The real bug is that VRP should allow this particular case.

February 05, 2018
On Monday, 5 February 2018 at 21:21:47 UTC, H. S. Teoh wrote:
> On Mon, Feb 05, 2018 at 09:20:16PM +0000, Nick Sabalausky via Digitalmars-d wrote:
>> But still, I thought we had value range propagation rules to avoid this sort of nonsense when possible (such as the example above)?
>
> VRP doesn't help when the code doesn't have compile-time known values, such as in the non-reduced code my example snippet was reduced from.

If you were negating a byte, the code does have compile-time known values, since there's a limit to what you can stuff into a byte. If you weren't, the warning is warranted. I will admit the case of -(-128) could throw it off, though.

--
  Simen
February 05, 2018
On Monday, 5 February 2018 at 21:25:41 UTC, Walter Bright wrote:
> The real bug is that VRP should allow this particular case.

No, because of the byte.min case after promotion to int actually loses information.

But the promotion to int suuuuuuucks. I gave this a lot of thought a few months ago... but wrote it in irc and forgot to copy lol.

The jist of it was to make int math work kinda like float math. Where everything is promoted to the largest type in the expression and if truncation happens, so be it.

int a = 1;
int b = 2;
float f = 1/2; // f == 0, we know this and are ok with it

byte a = 127;
byte b = 1;
byte c = a + b; // this should just wrap and assign!


Of course it is slightly different than C. C, the ruiner of all good things.
February 05, 2018
On 2/5/2018 12:45 PM, H. S. Teoh wrote:
> Sticking to C promotion rules is one of the scourges that continue to
> plague D;

It's necessary. Working C expressions cannot be converted to D while introducing subtle changes in behavior.

> another example is char -> byte confusion no thanks to C
> traditions:
> 
> 	int f(dchar ch) { return 1; }
> 	int f(byte i) { return 2; }
> 	void main() {
> 		pragma(msg, f('a'));
> 		pragma(msg, f(1));
> 	}
> 
> Exercise for reader: guess compiler output.

'a' and 1 do not match dchar or byte exactly, and require implicit conversions.
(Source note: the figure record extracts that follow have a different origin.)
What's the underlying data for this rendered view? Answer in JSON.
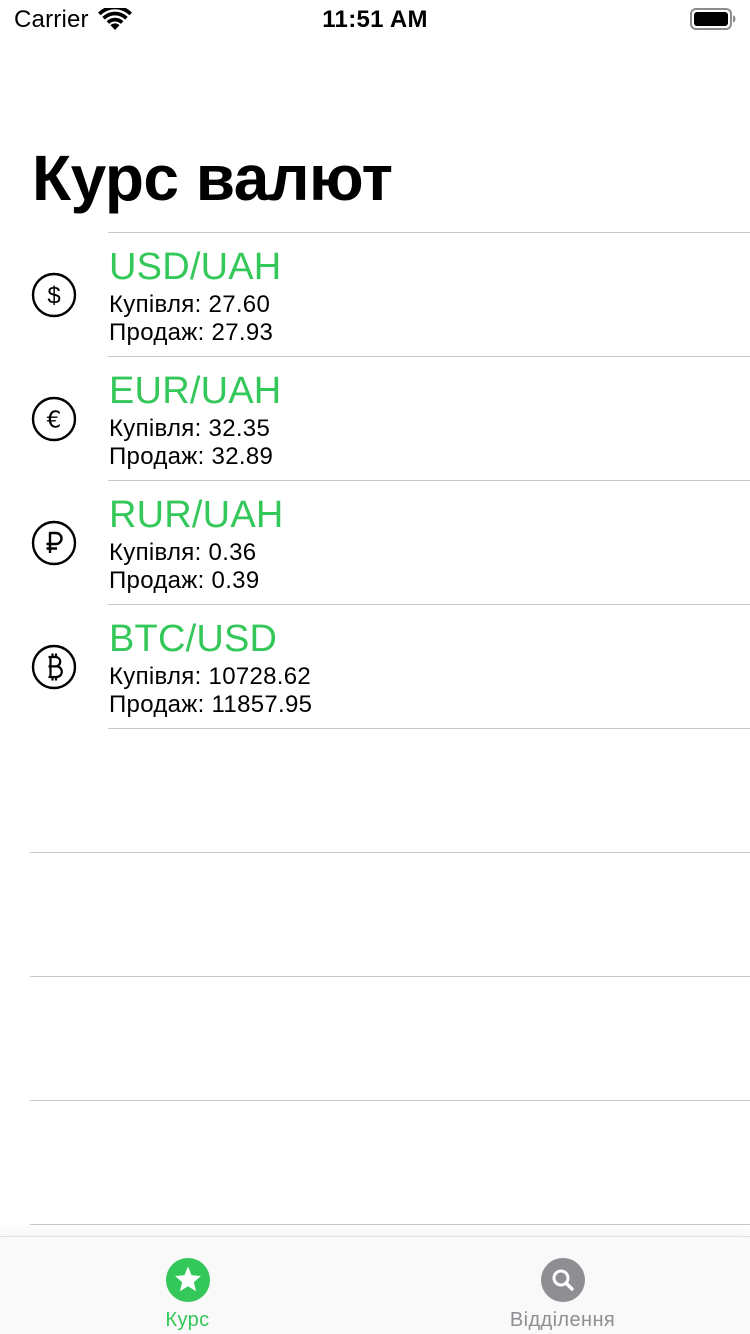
{
  "status_bar": {
    "carrier": "Carrier",
    "time": "11:51 AM"
  },
  "title": "Курс валют",
  "accent_color": "#34c759",
  "rates": [
    {
      "icon": "dollar-icon",
      "pair": "USD/UAH",
      "buy": "Купівля: 27.60",
      "sell": "Продаж: 27.93"
    },
    {
      "icon": "euro-icon",
      "pair": "EUR/UAH",
      "buy": "Купівля: 32.35",
      "sell": "Продаж: 32.89"
    },
    {
      "icon": "ruble-icon",
      "pair": "RUR/UAH",
      "buy": "Купівля: 0.36",
      "sell": "Продаж: 0.39"
    },
    {
      "icon": "bitcoin-icon",
      "pair": "BTC/USD",
      "buy": "Купівля: 10728.62",
      "sell": "Продаж: 11857.95"
    }
  ],
  "tabs": [
    {
      "icon": "star-icon",
      "label": "Курс",
      "active": true
    },
    {
      "icon": "search-icon",
      "label": "Відділення",
      "active": false
    }
  ]
}
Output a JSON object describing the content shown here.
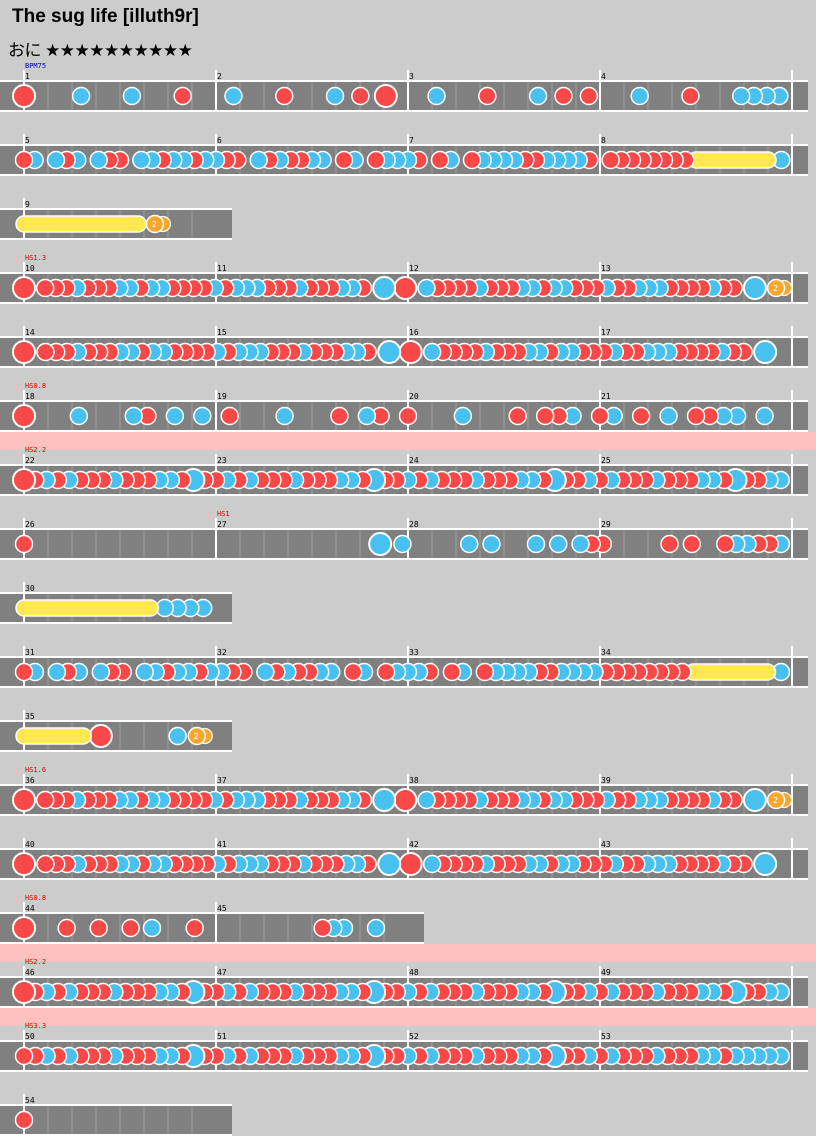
{
  "song": {
    "title": "The sug life [illuth9r]",
    "difficulty_label": "おに",
    "level": 10,
    "stars": "★★★★★★★★★★"
  },
  "colors": {
    "background": "#cccccc",
    "lane": "#808080",
    "don": "#f84848",
    "ka": "#48c0f0",
    "drumroll": "#ffe850",
    "balloon": "#f8a830",
    "bpm_text": "#0000c0",
    "hs_text": "#e00000",
    "hs_band": "#ffc0c0"
  },
  "rows": [
    {
      "start_bar": 1,
      "bars": 4,
      "tag": {
        "text": "BPM75",
        "kind": "bpm"
      },
      "notes": "D........k.......k.......d.......k.......d.......k...d...D.......k.......d.......k...d...d.......k.......d.......k.k.k.k."
    },
    {
      "start_bar": 5,
      "bars": 4,
      "tag": null,
      "notes": "d.k...k.d.k...k.d.d...k.k.d.k.k.d.k.k.d.d...k.d.k.d.d.k.k...d.k...d.k.k.k.d...d.k...d.k.k.k.k.d.d.k.k.k.k.d...d.d.d.d.d.d.d.d.R...............k."
    },
    {
      "start_bar": 9,
      "bars": 1,
      "tag": null,
      "notes": "R..............B......"
    },
    {
      "start_bar": 10,
      "bars": 4,
      "tag": {
        "text": "HS1.3",
        "kind": "hs"
      },
      "notes": "D...d.d.d.k.d.d.d.k.k.d.k.k.d.d.d.d.k.d.k.k.k.d.d.d.k.d.d.d.k.k.d...K...D...k.d.d.d.d.k.d.d.d.k.k.d.k.k.d.d.d.k.d.d.k.k.k.d.d.d.d.k.d.d...K...B.."
    },
    {
      "start_bar": 14,
      "bars": 4,
      "tag": null,
      "notes": "D...d.d.d.k.d.d.d.k.k.d.k.k.d.d.d.d.k.d.k.k.k.d.d.d.k.d.d.d.k.k.d...K...D...k.d.d.d.d.k.d.d.d.k.k.d.k.k.d.d.d.k.d.d.k.k.k.d.d.d.d.k.d.d...K...."
    },
    {
      "start_bar": 18,
      "bars": 4,
      "tag": {
        "text": "HS0.8",
        "kind": "hs"
      },
      "notes": "D.......k.......k.d...k...k...d.......k.......d...k.d...d.......k.......d...d.d.k...d.k...d...k...d.d.k.k...k..."
    },
    {
      "start_bar": 22,
      "bars": 4,
      "tag": {
        "text": "HS2.2",
        "kind": "hs",
        "band": true
      },
      "notes": "D.d.k.d.k.d.d.d.k.d.d.d.k.k.d.K.d.d.k.d.k.d.d.d.k.d.d.d.k.k.d.K.d.d.k.d.k.d.d.d.k.d.d.d.k.k.d.K.d.d.k.d.k.d.d.d.k.d.d.d.k.k.d.K.d.d.k.k."
    },
    {
      "start_bar": 26,
      "bars": 4,
      "tag": null,
      "tag_mid": {
        "text": "HS1",
        "bar_index": 1
      },
      "notes": "d...............................................................K...k...........k...k.......k...k...k.d.d...........d...d.....d.k.k.d.d.k."
    },
    {
      "start_bar": 30,
      "bars": 1,
      "tag": null,
      "notes": "R.....................k.k.k.k."
    },
    {
      "start_bar": 31,
      "bars": 4,
      "tag": null,
      "notes": "d.k...k.d.k...k.d.d...k.k.d.k.k.d.k.k.d.d...k.d.k.d.d.k.k...d.k...d.k.k.k.d...d.k...d.k.k.k.k.d.d.k.k.k.k.d.d.d.d.d.d.d.d.R...............k."
    },
    {
      "start_bar": 35,
      "bars": 1,
      "tag": null,
      "notes": "R.......D.......k.B."
    },
    {
      "start_bar": 36,
      "bars": 4,
      "tag": {
        "text": "HS1.6",
        "kind": "hs"
      },
      "notes": "D...d.d.d.k.d.d.d.k.k.d.k.k.d.d.d.d.k.d.k.k.k.d.d.d.k.d.d.d.k.k.d...K...D...k.d.d.d.d.k.d.d.d.k.k.d.k.k.d.d.d.k.d.d.k.k.k.d.d.d.d.k.d.d...K...B.."
    },
    {
      "start_bar": 40,
      "bars": 4,
      "tag": null,
      "notes": "D...d.d.d.k.d.d.d.k.k.d.k.k.d.d.d.d.k.d.k.k.k.d.d.d.k.d.d.d.k.k.d...K...D...k.d.d.d.d.k.d.d.d.k.k.d.k.k.d.d.d.k.d.d.k.k.k.d.d.d.d.k.d.d...K...."
    },
    {
      "start_bar": 44,
      "bars": 2,
      "tag": {
        "text": "HS0.8",
        "kind": "hs"
      },
      "notes": "D.......d.....d.....d...k.......d.......................d.k.k.....k....."
    },
    {
      "start_bar": 46,
      "bars": 4,
      "tag": {
        "text": "HS2.2",
        "kind": "hs",
        "band": true
      },
      "notes": "D.d.k.d.k.d.d.d.k.d.d.d.k.k.d.K.d.d.k.d.k.d.d.d.k.d.d.d.k.k.d.K.d.d.k.d.k.d.d.d.k.d.d.d.k.k.d.K.d.d.k.d.k.d.d.d.k.d.d.d.k.k.d.K.d.d.k.k."
    },
    {
      "start_bar": 50,
      "bars": 4,
      "tag": {
        "text": "HS3.3",
        "kind": "hs",
        "band": true
      },
      "notes": "d.d.k.d.k.d.d.d.k.d.d.d.k.k.d.K.d.d.k.d.k.d.d.d.k.d.d.d.k.k.d.K.d.d.k.d.k.d.d.d.k.d.d.d.k.k.d.K.d.d.k.d.k.d.d.d.k.d.d.d.k.k.d.k.k.k.k.k."
    },
    {
      "start_bar": 54,
      "bars": 1,
      "tag": null,
      "notes": "d......................."
    }
  ],
  "balloon_label": "2"
}
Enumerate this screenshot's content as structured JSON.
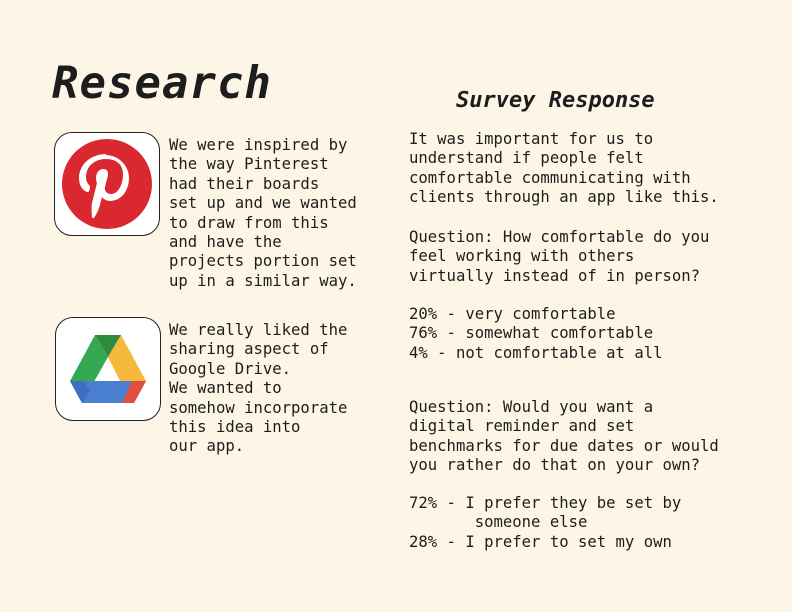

D doesn't have the C++ notion of "better" implicit conversions for function arguments, instead it uses the "leastAsSpecialized" C++ notion used for template matching, which is better.

The idea is a byte can be implicitly converted to a dchar, but not the other way around. Hence, f(byte) is selected as being the "most specialized" match.
February 05, 2018
On 2/5/18 3:45 PM, H. S. Teoh wrote:
> On Mon, Feb 05, 2018 at 03:23:20PM -0500, Steven Schveighoffer via Digitalmars-d wrote:
>> On 2/5/18 2:30 PM, H. S. Teoh wrote:
>>> Even better yet:
>>>
>>> 	byte b;
>>> 	b = -b;		// Deprecation error
>>>
>>> WAT????
>>
>> In the future, -b will be typed as an int, so you can't reassign it to
>> b.  You can see this today with -transition=intpomote:
>>
>> Error: cannot implicitly convert expression -cast(int)b of type int to
>> byte
> [...]
> 
> Honestly, this just makes narrow int types basically useless when it
> comes to any arithmetic at all.

They already are:

b = b + 1; // error.

But I can't see why there is controversy over negation of byte turning into an int. I can't see why anyone would expect:

int x = -b;

when b is -128, to set x to -128. The integer promotion makes complete sense to me.

> Sticking to C promotion rules is one of the scourges that continue to
> plague D;

C promotion rules came along with the feature of assigning the result back to a byte. D got rid of that "convenience", and I think it was a good decision. I hardly ever finding myself regretting the compiler telling me that I'm about to throw away information.

> another example is char -> byte confusion no thanks to C
> traditions:
> 
> 	int f(dchar ch) { return 1; }
> 	int f(byte i) { return 2; }
> 	void main() {
> 		pragma(msg, f('a'));
> 		pragma(msg, f(1));
> 	}
> 
> Exercise for reader: guess compiler output.

char and byte should not ever mix, IMO. char and dchar should not ever mix either. There have been some nasty bugs in phobos due to the fact that char auto-promotes to dchar.